In reminding us that sex is not just a body thing but a soul thing, G. K. Chesterton once said that “every man who visits a prostitute is looking for God.”
This is from Will Willimon’s book, Why Jesus? (Nashville: Abingdon, 2010), 71:
One subject that is very, very important to most of us is sexuality—a topic of endless debate at national church assemblies and the engine that seems to drive most advertising. Curiously, we are clueless about the sexuality of Jesus. Although he seems to have relished the company of men and women, Jesus seems to have held little interest in sex. Not that Jesus was prudish (John says he intervened in the execution of a woman caught in adultery, condemning her pious accusers more severely than her). Jesus simply had little concern for the subject that seems to consume many of us. To the thoroughly liberated, sexually unconstrained modern person for whom sexual orientation is the defining mark of humanity, Jesus’ nonchalance about sex may be his strangest quality. We simply cannot imagine any fully human being who is not driven by genitalia. Our preoccupation with sex is surely a testimony to the limitations of modern imagination rather than to Jesus’ undeveloped libido. Presuming to stand at the summit of human development yet descending to “doing it” like dogs, rutting like rabbits (which is probably a bit unfair to dogs and rabbits), we surely would not impress Jesus. So before you dismiss Jesus for his lack of interest in the endeavor that often most energizes us, consider that Jesus was working with a very different definition of a human being than those who help to sell soap, jeans, and male-enhancement medications.
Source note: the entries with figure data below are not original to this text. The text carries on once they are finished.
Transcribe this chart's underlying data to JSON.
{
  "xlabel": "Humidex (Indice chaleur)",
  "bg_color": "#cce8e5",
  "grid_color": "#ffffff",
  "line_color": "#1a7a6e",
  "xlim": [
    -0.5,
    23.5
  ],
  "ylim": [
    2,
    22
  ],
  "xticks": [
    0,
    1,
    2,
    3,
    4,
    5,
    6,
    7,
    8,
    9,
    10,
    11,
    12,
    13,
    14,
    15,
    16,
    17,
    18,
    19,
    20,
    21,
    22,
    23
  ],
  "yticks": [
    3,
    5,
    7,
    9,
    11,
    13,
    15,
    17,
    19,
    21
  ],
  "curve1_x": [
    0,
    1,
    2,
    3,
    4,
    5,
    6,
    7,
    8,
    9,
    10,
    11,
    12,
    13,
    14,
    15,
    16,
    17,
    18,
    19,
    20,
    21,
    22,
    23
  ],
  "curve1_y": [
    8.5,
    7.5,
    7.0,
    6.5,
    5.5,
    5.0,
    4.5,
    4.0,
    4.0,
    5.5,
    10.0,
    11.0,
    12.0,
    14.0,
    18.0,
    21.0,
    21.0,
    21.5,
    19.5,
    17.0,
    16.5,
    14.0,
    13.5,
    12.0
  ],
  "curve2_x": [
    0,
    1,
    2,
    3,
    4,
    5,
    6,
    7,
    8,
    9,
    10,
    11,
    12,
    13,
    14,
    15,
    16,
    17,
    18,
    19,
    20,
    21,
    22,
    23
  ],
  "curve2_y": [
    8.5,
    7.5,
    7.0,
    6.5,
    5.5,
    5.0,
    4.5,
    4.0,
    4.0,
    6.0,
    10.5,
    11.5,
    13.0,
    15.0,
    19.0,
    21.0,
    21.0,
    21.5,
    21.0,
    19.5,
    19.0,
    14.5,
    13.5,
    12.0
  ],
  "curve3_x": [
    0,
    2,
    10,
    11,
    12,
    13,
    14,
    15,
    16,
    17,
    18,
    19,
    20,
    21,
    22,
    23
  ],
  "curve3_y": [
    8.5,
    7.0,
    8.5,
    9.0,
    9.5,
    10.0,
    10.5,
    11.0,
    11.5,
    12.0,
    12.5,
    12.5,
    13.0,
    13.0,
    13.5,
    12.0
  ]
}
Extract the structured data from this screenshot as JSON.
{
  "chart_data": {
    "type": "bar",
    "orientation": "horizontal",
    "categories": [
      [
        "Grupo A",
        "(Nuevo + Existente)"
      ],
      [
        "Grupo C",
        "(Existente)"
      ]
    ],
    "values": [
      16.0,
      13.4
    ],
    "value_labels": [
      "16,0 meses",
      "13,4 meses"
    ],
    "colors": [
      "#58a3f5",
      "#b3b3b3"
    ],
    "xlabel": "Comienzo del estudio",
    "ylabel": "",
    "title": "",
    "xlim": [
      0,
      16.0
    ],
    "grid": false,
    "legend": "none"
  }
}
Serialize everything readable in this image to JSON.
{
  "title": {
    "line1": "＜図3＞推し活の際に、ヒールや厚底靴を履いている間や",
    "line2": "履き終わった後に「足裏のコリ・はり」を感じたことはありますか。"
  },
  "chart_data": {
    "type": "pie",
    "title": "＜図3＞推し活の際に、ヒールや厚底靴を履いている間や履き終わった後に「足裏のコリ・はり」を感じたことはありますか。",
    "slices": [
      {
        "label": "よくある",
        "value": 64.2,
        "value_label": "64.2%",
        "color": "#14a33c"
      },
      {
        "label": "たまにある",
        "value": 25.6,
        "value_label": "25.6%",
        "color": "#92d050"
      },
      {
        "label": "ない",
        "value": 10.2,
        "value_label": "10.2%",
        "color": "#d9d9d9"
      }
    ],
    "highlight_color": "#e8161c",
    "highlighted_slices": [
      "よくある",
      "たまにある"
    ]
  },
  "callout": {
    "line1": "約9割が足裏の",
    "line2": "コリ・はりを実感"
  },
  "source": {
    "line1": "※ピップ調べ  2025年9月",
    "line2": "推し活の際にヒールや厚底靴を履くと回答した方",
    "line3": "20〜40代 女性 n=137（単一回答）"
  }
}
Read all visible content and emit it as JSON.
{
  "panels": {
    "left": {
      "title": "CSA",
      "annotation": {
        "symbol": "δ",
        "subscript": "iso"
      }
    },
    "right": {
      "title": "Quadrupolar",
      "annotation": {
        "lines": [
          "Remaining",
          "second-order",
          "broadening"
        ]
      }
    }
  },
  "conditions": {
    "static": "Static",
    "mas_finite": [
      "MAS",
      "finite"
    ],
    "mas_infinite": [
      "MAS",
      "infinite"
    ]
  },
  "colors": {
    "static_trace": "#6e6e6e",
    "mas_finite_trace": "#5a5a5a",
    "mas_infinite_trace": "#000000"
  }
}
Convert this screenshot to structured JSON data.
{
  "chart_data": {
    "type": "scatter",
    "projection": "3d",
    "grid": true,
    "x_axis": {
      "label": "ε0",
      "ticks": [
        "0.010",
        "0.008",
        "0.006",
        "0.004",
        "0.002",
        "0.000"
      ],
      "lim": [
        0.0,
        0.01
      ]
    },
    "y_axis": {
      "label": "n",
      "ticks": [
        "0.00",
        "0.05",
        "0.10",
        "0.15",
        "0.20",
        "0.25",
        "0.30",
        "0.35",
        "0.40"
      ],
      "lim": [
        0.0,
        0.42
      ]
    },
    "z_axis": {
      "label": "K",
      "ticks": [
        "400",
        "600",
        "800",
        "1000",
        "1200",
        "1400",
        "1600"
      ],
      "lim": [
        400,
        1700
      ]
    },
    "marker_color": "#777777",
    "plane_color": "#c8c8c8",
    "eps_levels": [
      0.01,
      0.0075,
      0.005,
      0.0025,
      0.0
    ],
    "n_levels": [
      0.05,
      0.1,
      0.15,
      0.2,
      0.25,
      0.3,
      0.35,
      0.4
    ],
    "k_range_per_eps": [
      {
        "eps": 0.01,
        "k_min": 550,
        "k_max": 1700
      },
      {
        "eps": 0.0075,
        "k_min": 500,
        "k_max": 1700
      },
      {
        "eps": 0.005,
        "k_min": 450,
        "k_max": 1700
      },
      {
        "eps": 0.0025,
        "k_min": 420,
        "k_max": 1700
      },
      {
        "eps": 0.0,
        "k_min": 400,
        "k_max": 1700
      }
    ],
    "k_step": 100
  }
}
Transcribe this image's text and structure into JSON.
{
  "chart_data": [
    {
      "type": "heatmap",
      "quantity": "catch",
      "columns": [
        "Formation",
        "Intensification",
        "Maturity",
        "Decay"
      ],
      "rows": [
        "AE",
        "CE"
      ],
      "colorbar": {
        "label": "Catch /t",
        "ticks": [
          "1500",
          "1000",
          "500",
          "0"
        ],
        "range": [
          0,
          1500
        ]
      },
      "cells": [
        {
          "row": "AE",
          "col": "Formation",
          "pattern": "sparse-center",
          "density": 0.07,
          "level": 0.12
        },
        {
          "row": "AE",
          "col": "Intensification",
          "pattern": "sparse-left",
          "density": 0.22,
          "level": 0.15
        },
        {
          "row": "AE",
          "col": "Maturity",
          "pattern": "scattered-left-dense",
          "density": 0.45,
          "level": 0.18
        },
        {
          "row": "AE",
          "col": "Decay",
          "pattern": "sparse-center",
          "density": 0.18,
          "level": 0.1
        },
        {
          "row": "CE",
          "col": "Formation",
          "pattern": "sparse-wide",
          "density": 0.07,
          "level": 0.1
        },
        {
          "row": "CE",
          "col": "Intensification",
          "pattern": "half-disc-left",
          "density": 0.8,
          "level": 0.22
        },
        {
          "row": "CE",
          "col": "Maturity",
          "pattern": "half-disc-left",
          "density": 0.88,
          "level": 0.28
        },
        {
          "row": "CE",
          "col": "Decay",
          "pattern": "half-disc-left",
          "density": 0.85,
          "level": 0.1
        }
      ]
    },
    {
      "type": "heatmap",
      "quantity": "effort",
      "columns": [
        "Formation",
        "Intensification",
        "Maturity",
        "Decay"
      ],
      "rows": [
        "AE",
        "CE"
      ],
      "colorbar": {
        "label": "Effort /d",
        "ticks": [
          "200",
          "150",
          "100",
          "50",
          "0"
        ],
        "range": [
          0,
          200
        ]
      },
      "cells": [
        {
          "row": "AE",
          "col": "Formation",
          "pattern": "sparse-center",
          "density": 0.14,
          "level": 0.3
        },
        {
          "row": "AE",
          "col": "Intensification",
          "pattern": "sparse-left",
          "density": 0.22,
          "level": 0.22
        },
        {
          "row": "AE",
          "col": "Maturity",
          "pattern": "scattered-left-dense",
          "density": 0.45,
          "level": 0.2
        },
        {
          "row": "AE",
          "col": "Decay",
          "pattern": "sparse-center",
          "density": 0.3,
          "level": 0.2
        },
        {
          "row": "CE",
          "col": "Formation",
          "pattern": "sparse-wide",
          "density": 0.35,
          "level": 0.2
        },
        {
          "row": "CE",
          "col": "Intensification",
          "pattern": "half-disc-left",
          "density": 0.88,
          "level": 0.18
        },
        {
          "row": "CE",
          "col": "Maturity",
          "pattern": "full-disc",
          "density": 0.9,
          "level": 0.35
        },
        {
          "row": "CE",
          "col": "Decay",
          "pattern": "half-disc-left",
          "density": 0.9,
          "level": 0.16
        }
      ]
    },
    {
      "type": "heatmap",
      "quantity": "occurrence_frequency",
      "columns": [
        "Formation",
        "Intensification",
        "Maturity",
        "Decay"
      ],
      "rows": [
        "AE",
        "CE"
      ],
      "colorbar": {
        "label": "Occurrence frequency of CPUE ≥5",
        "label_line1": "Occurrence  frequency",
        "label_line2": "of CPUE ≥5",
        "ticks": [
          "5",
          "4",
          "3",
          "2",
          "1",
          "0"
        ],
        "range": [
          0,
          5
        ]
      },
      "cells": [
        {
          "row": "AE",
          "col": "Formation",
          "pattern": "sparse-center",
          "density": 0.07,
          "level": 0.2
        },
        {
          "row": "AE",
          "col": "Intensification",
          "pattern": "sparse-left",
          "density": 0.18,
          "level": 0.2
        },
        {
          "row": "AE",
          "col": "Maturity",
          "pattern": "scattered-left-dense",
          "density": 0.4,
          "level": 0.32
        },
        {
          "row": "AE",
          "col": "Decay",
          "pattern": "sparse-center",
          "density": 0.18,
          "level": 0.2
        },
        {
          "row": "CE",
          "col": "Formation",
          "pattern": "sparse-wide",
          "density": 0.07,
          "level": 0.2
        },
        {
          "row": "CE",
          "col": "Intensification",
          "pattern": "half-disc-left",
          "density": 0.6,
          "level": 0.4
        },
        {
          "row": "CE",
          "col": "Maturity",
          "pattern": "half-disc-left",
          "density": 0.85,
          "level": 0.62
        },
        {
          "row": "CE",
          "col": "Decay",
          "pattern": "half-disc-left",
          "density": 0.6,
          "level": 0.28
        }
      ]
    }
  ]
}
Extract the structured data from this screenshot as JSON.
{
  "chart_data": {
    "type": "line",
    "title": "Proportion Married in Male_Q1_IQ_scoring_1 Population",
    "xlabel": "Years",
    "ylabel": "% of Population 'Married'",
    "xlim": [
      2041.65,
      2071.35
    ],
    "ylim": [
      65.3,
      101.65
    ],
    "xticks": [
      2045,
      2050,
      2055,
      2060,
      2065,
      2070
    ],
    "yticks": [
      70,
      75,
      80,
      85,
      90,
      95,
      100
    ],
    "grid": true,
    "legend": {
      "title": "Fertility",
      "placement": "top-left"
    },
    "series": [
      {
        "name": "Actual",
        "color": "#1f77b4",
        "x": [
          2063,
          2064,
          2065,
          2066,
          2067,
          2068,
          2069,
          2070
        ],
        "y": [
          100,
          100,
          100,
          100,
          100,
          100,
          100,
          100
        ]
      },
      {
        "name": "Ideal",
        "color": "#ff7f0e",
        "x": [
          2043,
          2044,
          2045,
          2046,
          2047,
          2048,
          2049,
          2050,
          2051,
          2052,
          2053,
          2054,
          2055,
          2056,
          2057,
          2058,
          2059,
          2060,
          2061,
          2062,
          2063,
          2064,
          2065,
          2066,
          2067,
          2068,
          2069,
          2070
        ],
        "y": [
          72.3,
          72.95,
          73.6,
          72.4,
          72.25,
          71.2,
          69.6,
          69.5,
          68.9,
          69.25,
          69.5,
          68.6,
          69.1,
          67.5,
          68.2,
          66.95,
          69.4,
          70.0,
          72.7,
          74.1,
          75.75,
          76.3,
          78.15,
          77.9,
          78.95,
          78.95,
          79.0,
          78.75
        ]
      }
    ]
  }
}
Jesus appears to have held the opinion that you and I are destined for more meaningful activity than mutual orgasm.
In his book, Surprised By Hope (p. 43), N. T. Wright shares this: “Belief in bodily resurrection was one of the two central things that the pagan doctor Galen noted about Christians (the other being their remarkable sexual restraint).” And in the sex-saturated, anything-goes Roman culture, Christians’ sexual restraint was truly remarkable. It would be just as remarkable in our culture today.
And this from Tim Keller, The Meaning of Marriage (New York: Dutton, 2011), 24:
Indeed, sex is perhaps the most powerful God-created way to help you give your entire self to another human being. Sex is God’s appointed way for two people to reciprocally say to one another, “I belong completely, permanently, and exclusively to you.” You must not use sex to say anything else.